L’articolo 2 affida al Ministero delle attività produttive la creazione di strutture statali o regionali per la formazione del personale da destinare agli sportelli unici all’estero, agli sportelli regionali, previsti dal decreto del Presidente della Repubblica 161/2001, e agli altri enti operanti nel settore dell’internazionalizzazione. Per la creazione delle suddette strutture volte alla formazione del personale, il comma 1 autorizza investimenti – anche a carattere pluriennale – nell’ambito di accordi di programma conclusi dal Ministero con le regioni.
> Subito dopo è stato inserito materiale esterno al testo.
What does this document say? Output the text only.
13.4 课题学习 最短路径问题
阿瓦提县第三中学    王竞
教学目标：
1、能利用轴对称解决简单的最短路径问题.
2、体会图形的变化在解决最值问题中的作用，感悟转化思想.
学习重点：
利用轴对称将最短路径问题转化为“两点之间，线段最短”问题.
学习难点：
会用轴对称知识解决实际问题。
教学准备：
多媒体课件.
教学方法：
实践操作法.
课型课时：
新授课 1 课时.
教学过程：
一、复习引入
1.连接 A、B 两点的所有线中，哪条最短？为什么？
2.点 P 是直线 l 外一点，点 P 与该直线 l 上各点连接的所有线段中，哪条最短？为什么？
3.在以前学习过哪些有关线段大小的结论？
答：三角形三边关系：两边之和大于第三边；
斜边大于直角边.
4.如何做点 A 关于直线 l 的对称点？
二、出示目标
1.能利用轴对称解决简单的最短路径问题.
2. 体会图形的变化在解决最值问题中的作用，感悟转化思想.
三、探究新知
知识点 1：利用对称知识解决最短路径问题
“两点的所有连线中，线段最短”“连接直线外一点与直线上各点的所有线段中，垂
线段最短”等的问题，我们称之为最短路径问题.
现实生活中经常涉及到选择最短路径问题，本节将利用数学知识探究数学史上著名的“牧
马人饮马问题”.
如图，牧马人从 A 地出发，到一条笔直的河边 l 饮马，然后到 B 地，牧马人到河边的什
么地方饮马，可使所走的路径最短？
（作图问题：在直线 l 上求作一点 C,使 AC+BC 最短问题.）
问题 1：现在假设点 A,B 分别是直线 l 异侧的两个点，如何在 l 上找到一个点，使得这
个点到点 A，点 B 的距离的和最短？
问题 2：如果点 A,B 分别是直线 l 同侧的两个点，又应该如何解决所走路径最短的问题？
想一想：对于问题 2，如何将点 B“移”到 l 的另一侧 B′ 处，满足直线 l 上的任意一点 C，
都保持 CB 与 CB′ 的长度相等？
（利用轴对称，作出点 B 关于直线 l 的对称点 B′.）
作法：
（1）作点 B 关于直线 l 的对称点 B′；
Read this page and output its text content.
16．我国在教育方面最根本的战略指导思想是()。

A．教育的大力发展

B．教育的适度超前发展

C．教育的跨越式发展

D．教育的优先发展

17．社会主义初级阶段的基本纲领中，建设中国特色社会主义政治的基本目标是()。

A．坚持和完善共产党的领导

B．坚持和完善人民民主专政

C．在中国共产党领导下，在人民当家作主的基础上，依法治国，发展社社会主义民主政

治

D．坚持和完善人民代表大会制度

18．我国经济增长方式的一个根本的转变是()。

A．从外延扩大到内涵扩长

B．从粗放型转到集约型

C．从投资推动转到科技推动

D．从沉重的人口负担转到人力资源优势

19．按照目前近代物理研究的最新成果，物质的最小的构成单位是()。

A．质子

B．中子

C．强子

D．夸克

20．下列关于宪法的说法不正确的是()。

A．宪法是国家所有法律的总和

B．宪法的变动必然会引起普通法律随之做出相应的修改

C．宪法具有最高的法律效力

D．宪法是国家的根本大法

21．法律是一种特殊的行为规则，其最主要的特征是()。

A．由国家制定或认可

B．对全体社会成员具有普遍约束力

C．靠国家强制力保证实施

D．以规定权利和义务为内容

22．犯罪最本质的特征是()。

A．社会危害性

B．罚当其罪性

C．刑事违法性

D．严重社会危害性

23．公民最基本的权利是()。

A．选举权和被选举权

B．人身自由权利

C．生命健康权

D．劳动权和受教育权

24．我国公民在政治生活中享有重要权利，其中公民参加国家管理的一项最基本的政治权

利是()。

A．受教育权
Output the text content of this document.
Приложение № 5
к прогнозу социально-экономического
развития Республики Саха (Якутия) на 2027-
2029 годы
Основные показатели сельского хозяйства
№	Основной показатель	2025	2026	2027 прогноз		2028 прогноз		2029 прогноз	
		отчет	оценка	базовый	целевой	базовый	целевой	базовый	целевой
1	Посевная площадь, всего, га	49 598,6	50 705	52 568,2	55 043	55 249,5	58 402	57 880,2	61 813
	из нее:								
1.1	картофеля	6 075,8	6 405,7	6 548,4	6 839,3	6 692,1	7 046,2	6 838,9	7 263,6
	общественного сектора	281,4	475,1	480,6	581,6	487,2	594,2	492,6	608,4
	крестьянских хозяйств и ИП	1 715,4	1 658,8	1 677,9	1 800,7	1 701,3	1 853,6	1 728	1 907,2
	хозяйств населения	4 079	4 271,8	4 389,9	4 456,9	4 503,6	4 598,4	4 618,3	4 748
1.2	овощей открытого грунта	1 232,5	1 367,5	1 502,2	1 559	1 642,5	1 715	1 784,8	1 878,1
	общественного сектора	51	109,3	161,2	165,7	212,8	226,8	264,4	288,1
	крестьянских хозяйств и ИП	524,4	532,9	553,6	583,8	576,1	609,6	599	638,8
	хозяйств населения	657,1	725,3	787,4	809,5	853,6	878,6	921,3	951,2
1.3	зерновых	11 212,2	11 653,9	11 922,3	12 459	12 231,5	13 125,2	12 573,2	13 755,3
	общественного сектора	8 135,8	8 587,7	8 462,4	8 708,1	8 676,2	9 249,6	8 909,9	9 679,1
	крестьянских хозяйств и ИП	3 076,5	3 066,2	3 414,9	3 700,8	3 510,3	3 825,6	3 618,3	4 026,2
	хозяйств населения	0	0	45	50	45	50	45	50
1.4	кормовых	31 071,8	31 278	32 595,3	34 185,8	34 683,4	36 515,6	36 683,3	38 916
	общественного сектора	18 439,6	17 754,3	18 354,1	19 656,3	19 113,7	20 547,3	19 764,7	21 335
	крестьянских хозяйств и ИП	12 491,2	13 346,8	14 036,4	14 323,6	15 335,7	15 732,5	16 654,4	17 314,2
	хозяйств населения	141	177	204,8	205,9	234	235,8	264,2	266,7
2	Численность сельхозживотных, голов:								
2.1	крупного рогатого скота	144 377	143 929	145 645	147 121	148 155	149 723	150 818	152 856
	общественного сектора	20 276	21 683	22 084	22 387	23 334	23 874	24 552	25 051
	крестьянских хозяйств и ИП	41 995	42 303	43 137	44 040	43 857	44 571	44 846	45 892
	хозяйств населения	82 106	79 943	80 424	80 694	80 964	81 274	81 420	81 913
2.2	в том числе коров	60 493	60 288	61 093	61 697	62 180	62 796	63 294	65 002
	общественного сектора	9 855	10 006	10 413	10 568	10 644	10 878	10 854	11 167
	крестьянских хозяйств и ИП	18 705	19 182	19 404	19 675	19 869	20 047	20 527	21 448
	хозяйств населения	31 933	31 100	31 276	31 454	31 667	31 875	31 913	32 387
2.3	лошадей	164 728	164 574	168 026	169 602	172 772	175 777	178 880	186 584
Le iniziative in oggetto sono definite sentiti i ministri della funzione pubblica e degli affari esteri. Quest’ultimo vi può contribuire per quanto concerne i responsabili degli sportelli unici all’estero attraverso l’Istituto diplomatico, di cui all’articolo 8 del decreto del Presidente della Repubblica 267/99. Ai sensi del comma 2, le modalità ed i criteri di trasferimento delle risorse alle regioni per la piena attuazione degli sportelli unici regionali per l’internazionalizzazione e il loro collegamento con gli sportelli unici all’estero, sono stabilite con «successivi provvedimenti».
Avverte infine che la Commissione di merito intende concludere in tempi rapidi l’esame del provvedimento: sottolineati tuttavia il rilievo e la complessità del provvedimento in esame, in particolare per quanto attiene ad aspetti concernenti il pubblico impiego e la formazione, di competenza della XI Commissione, ritiene opportuno consentire i necessari approfondimenti rinviando l’espressione del parere.
Emerenzio BARBIERI (UDC), evidenziato come il provvedimento ponga numerose questioni che debbono essere opportunamente approfondite, sollecita il presidente a farsi interprete presso la Commissione di merito dell’esigenza di avere a disposizione un tempo maggiore per l’esame in sede consultiva.
Cesare CAMPA (FI), condivisa l’esigenza di avere maggiore tempo a disposizione per l’approfondimento del provvedimento in esame, in ragione del suo rilievo e della sua complessità, dichiara di apprezzare l’obiettivo perseguito dal Governo di sostenere l’internazionalizzazione delle imprese italiane, ridefinendo l’assetto organizzativo degli organismi operanti nel settore. Condivide altresì la previsione di accordi di programma tra il Ministero delle attività produttive e le regioni in materia di formazione del personale da destinare agli sportelli unici all’estero, rilevando tuttavia come debba essere valutato il rischio di un eccessivo proliferare di strutture pubbliche per la formazione, a fronte del quale sarebbe preferibile che le amministrazioni pubbliche affidassero mediante gara a strutture esterne una efficiente funzione di formazione.
Domenico BENEDETTI VALENTINI, presidente, assicura che si farà interprete presso la Commissione di merito dell’esigenza di avere maggiore tempo a disposizione per l’espressione del parere su un provvedimento che investe per rilevanti aspetti le competenze della XI Commissione.
Nessun altro chiedendo di intervenire, rinvia il seguito dell’esame ad altra seduta.
La seduta termina alle 14.40.
Giovedì 17 giugno 2004.
Audizione di rappresentanti dell’ENPALS nell’ambito dell’esame delle proposte di legge sulla tutela professionale dei lavoratori del settore dello spettacolo.
Audizione di rappresentanti di AFI, LARA, ANAT, AIAT, ARCI, ARIACS, SOS, UNASP, SNAAM, FIMI, CLACS, nell’ambito dell’esame delle proposte di legge sulla tutela professionale dei lavoratori del settore dello spettacolo.
Le audizioni informali sono state svolte dalle 14.40 alle 16.15.